Ontario Lottery and Gaming Corporation (OLG) chairman Paul Godfrey has been sacked and his entire board has resigned in protest, creating gambling confusion in Canada’s largest province. Rumors of a shakeup had started over the weekend, and Godfrey’s dismissal came at a Thursday meeting with Finance Minister Charles Sousa. Following the meeting, Godfrey told a press conference that he hadn’t been given “any reason for this decision. Nor do I think there’s a particularly good one. I was fired.”
Sousa issued a statement praising Godfrey for having “led a significant turnaround” in OLG’s fortunes, but offered no insight into why Godfrey got the boot. Premier Kathleen Wynne reportedly has a short list of possible successors already drawn up, but cabinet secretary Peter Wallace will serve as interim chairman, even if his first board meeting is something of a lonely affair. Claiming to be “shocked” by Godfrey’s walk down the gangplank, the former board said they had no choice but to quit, although they did so “with significant regret.”
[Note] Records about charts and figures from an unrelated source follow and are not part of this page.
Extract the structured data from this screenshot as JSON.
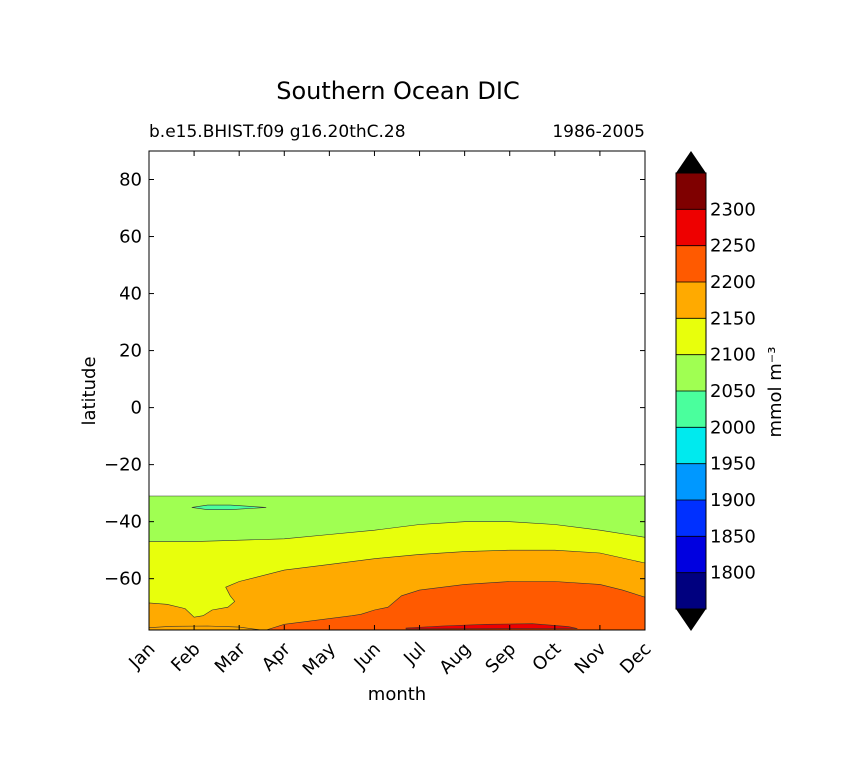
{
  "chart_data": {
    "type": "contour",
    "title": "Southern Ocean DIC",
    "subtitle_left": "b.e15.BHIST.f09 g16.20thC.28",
    "subtitle_right": "1986-2005",
    "xlabel": "month",
    "ylabel": "latitude",
    "x_categories": [
      "Jan",
      "Feb",
      "Mar",
      "Apr",
      "May",
      "Jun",
      "Jul",
      "Aug",
      "Sep",
      "Oct",
      "Nov",
      "Dec"
    ],
    "ylim": [
      -78,
      90
    ],
    "y_ticks": [
      80,
      60,
      40,
      20,
      0,
      -20,
      -40,
      -60
    ],
    "y_tick_labels": [
      "80",
      "60",
      "40",
      "20",
      "0",
      "−20",
      "−40",
      "−60"
    ],
    "data_lat_max": -31,
    "colorbar": {
      "label": "mmol m⁻³",
      "ticks": [
        "1800",
        "1850",
        "1900",
        "1950",
        "2000",
        "2050",
        "2100",
        "2150",
        "2200",
        "2250",
        "2300"
      ],
      "levels": [
        {
          "lo": 1750,
          "hi": 1800,
          "color": "#00007f"
        },
        {
          "lo": 1800,
          "hi": 1850,
          "color": "#0000e0"
        },
        {
          "lo": 1850,
          "hi": 1900,
          "color": "#0030ff"
        },
        {
          "lo": 1900,
          "hi": 1950,
          "color": "#0098ff"
        },
        {
          "lo": 1950,
          "hi": 2000,
          "color": "#00eaee"
        },
        {
          "lo": 2000,
          "hi": 2050,
          "color": "#4aff9d"
        },
        {
          "lo": 2050,
          "hi": 2100,
          "color": "#a0ff52"
        },
        {
          "lo": 2100,
          "hi": 2150,
          "color": "#e8ff0c"
        },
        {
          "lo": 2150,
          "hi": 2200,
          "color": "#ffaa00"
        },
        {
          "lo": 2200,
          "hi": 2250,
          "color": "#ff5a00"
        },
        {
          "lo": 2250,
          "hi": 2300,
          "color": "#ee0000"
        },
        {
          "lo": 2300,
          "hi": 2350,
          "color": "#7f0000"
        }
      ],
      "extend_min_color": "#000000",
      "extend_max_color": "#000000"
    },
    "contours": [
      {
        "name": "2050-2100",
        "color": "#a0ff52",
        "boundary": [
          [
            0,
            -31
          ],
          [
            11,
            -31
          ],
          [
            11,
            -78
          ],
          [
            0,
            -78
          ]
        ]
      },
      {
        "name": "2100-2150",
        "color": "#e8ff0c",
        "boundary": [
          [
            0,
            -47
          ],
          [
            1,
            -47
          ],
          [
            2,
            -46.5
          ],
          [
            3,
            -46
          ],
          [
            4,
            -44.5
          ],
          [
            5,
            -43
          ],
          [
            6,
            -41
          ],
          [
            7,
            -40
          ],
          [
            8,
            -40
          ],
          [
            9,
            -41
          ],
          [
            10,
            -43
          ],
          [
            11,
            -45.5
          ],
          [
            11,
            -78
          ],
          [
            0,
            -78
          ]
        ]
      },
      {
        "name": "2150-2200",
        "color": "#ffaa00",
        "boundary": [
          [
            0,
            -68.5
          ],
          [
            0.4,
            -69
          ],
          [
            0.8,
            -70.5
          ],
          [
            1.0,
            -73.5
          ],
          [
            1.2,
            -73
          ],
          [
            1.4,
            -71
          ],
          [
            1.75,
            -70
          ],
          [
            1.9,
            -68
          ],
          [
            1.8,
            -66
          ],
          [
            1.7,
            -63
          ],
          [
            2,
            -61
          ],
          [
            3,
            -57
          ],
          [
            4,
            -55
          ],
          [
            5,
            -53
          ],
          [
            6,
            -51.5
          ],
          [
            7,
            -50.5
          ],
          [
            8,
            -50
          ],
          [
            9,
            -50
          ],
          [
            10,
            -51
          ],
          [
            11,
            -54.5
          ],
          [
            11,
            -78
          ],
          [
            0,
            -78
          ]
        ]
      },
      {
        "name": "2200-2250",
        "color": "#ff5a00",
        "boundary": [
          [
            2.6,
            -78
          ],
          [
            3,
            -76
          ],
          [
            4,
            -74
          ],
          [
            4.5,
            -73
          ],
          [
            4.7,
            -72.5
          ],
          [
            5,
            -71
          ],
          [
            5.3,
            -70
          ],
          [
            5.6,
            -66
          ],
          [
            6,
            -64
          ],
          [
            7,
            -62
          ],
          [
            8,
            -61
          ],
          [
            9,
            -61
          ],
          [
            10,
            -62
          ],
          [
            10.5,
            -64
          ],
          [
            11,
            -66.5
          ],
          [
            11,
            -78
          ]
        ]
      },
      {
        "name": "2250-2300",
        "color": "#ee0000",
        "boundary": [
          [
            5.7,
            -77.3
          ],
          [
            6.5,
            -76.6
          ],
          [
            7.5,
            -76
          ],
          [
            8.5,
            -75.8
          ],
          [
            9.3,
            -76.8
          ],
          [
            9.5,
            -77.5
          ],
          [
            5.7,
            -77.6
          ]
        ]
      },
      {
        "name": "2000-2050",
        "color": "#4aff9d",
        "boundary": [
          [
            0.95,
            -35
          ],
          [
            1.3,
            -34.2
          ],
          [
            1.8,
            -34.2
          ],
          [
            2.6,
            -35
          ],
          [
            1.8,
            -35.8
          ],
          [
            1.3,
            -35.8
          ]
        ]
      },
      {
        "name": "2150-2200-sliver",
        "color": "#ffaa00",
        "boundary": [
          [
            0,
            -77.2
          ],
          [
            0.5,
            -76.7
          ],
          [
            1.3,
            -76.6
          ],
          [
            2,
            -77
          ],
          [
            2.5,
            -78
          ],
          [
            0,
            -78
          ]
        ]
      }
    ]
  }
}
Wynne, who has made no secret of her lack of enthusiasm for gambling, took over as premier in February following the resignation of Dalton McGuinty and long after OLG had embarked upon a sweeping expansion plan that included new land-based casinos and the launch of online gambling. (eGamingReview reported that OLG will launch a request for proposals for both casino and bingo software providers sometime this summer, with a special emphasis on mobile, tablet and smartTV technological prowess.)
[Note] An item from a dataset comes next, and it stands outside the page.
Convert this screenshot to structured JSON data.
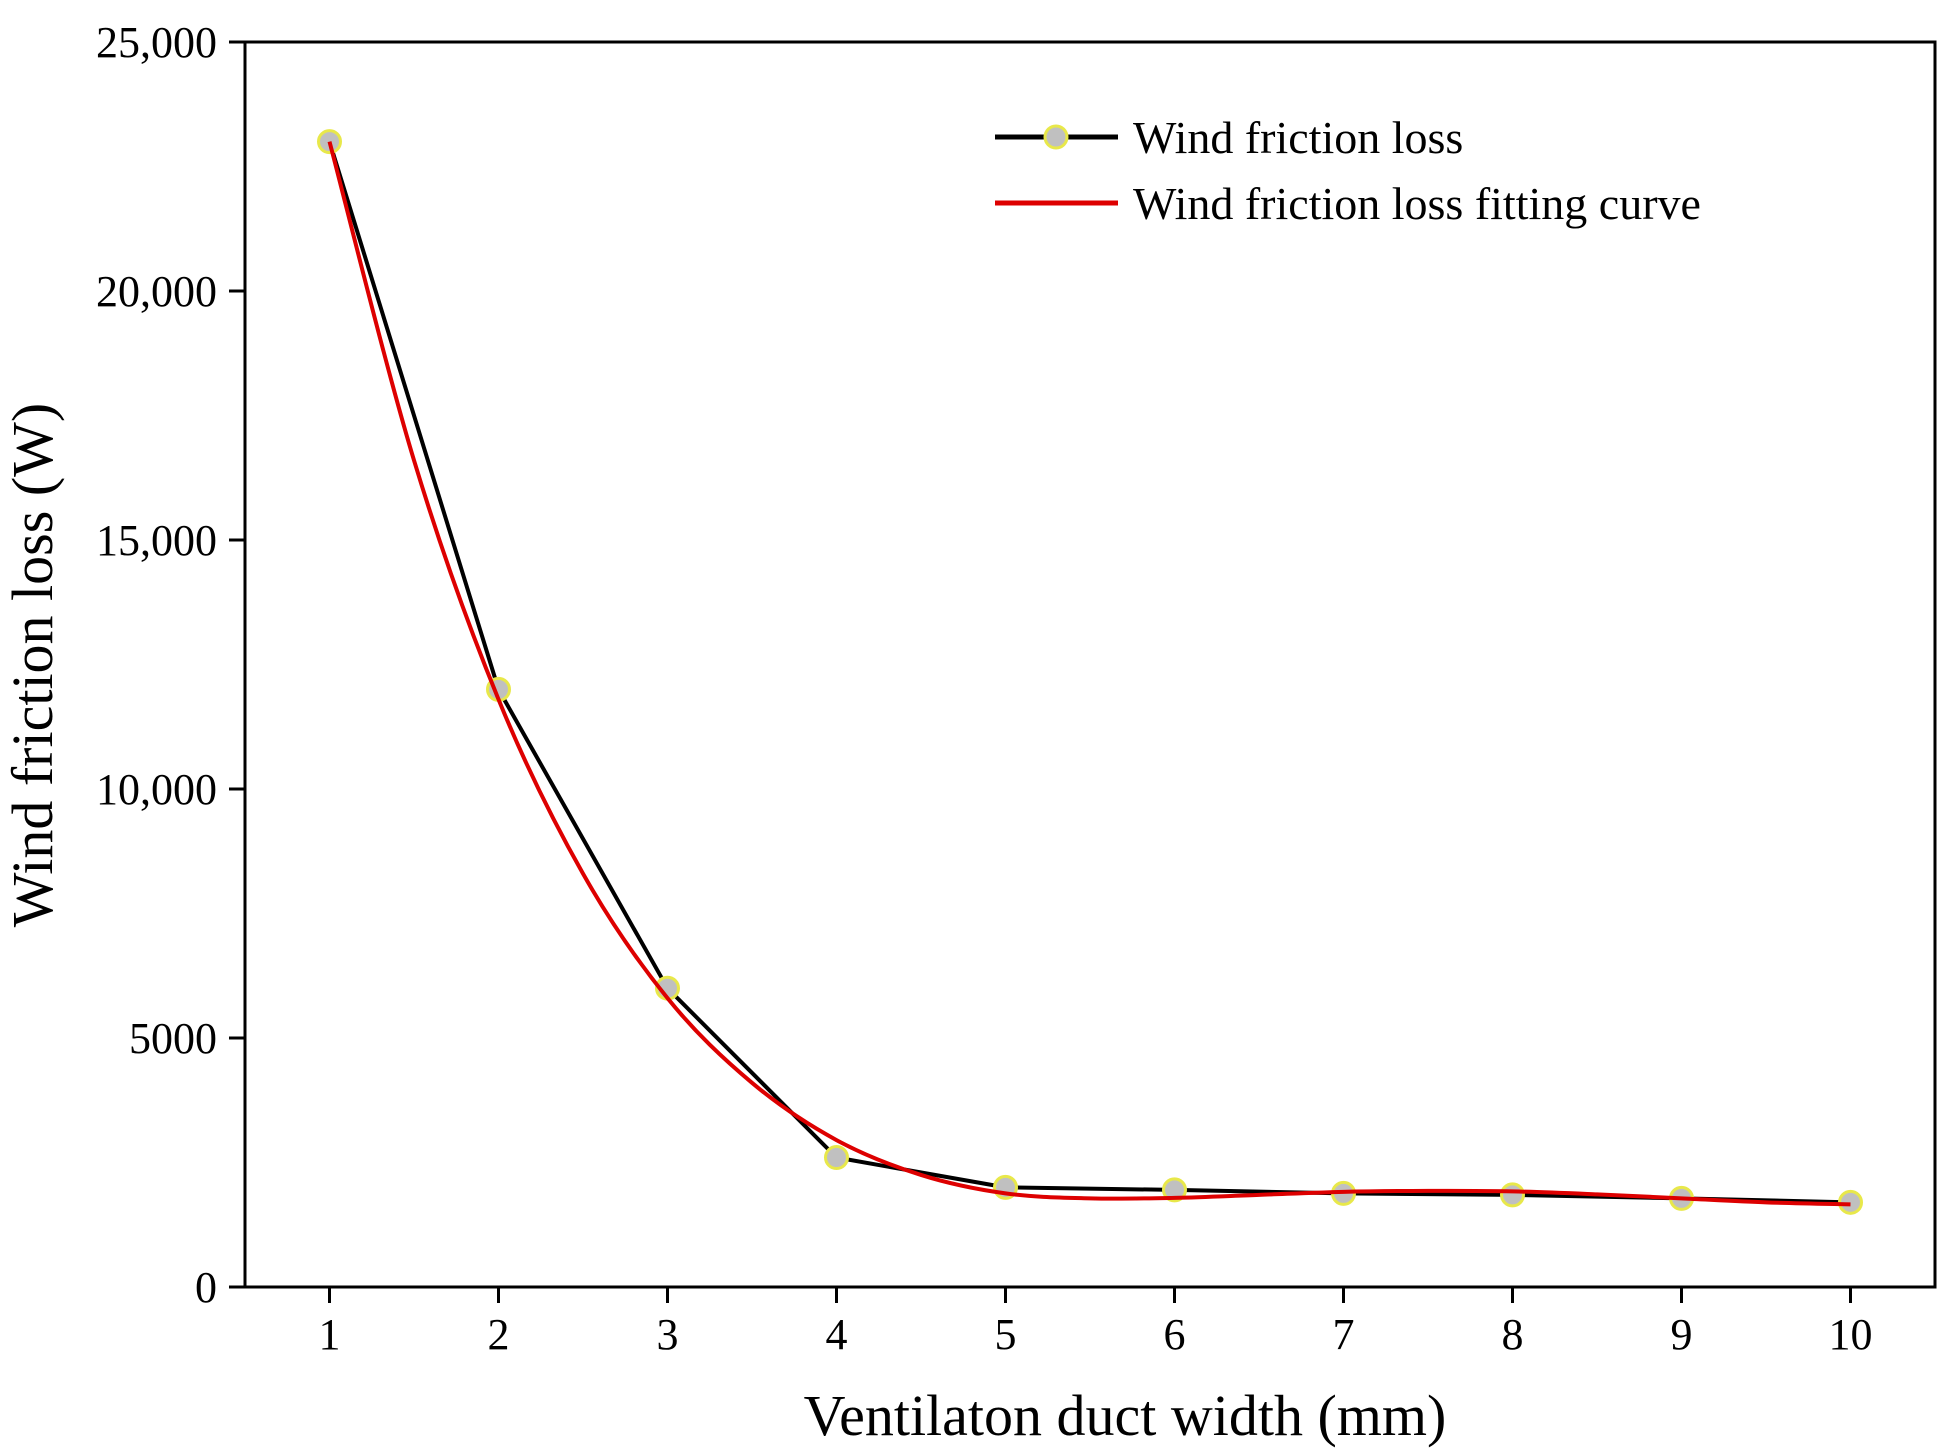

Godfrey said he understands that Wynne might want to install someone else in his role but said his “main concern is that the momentum created could falter.” A senior government official told the Toronto Star the extra $1.3b in annual tax revenue the deeply indebted province had expected to reap via OLG’s expansion plans “is in jeopardy.” Godfrey said Wynne told him she wanted to take OLG in a different direction, but he didn’t believe “this government can afford to go in a different direction.”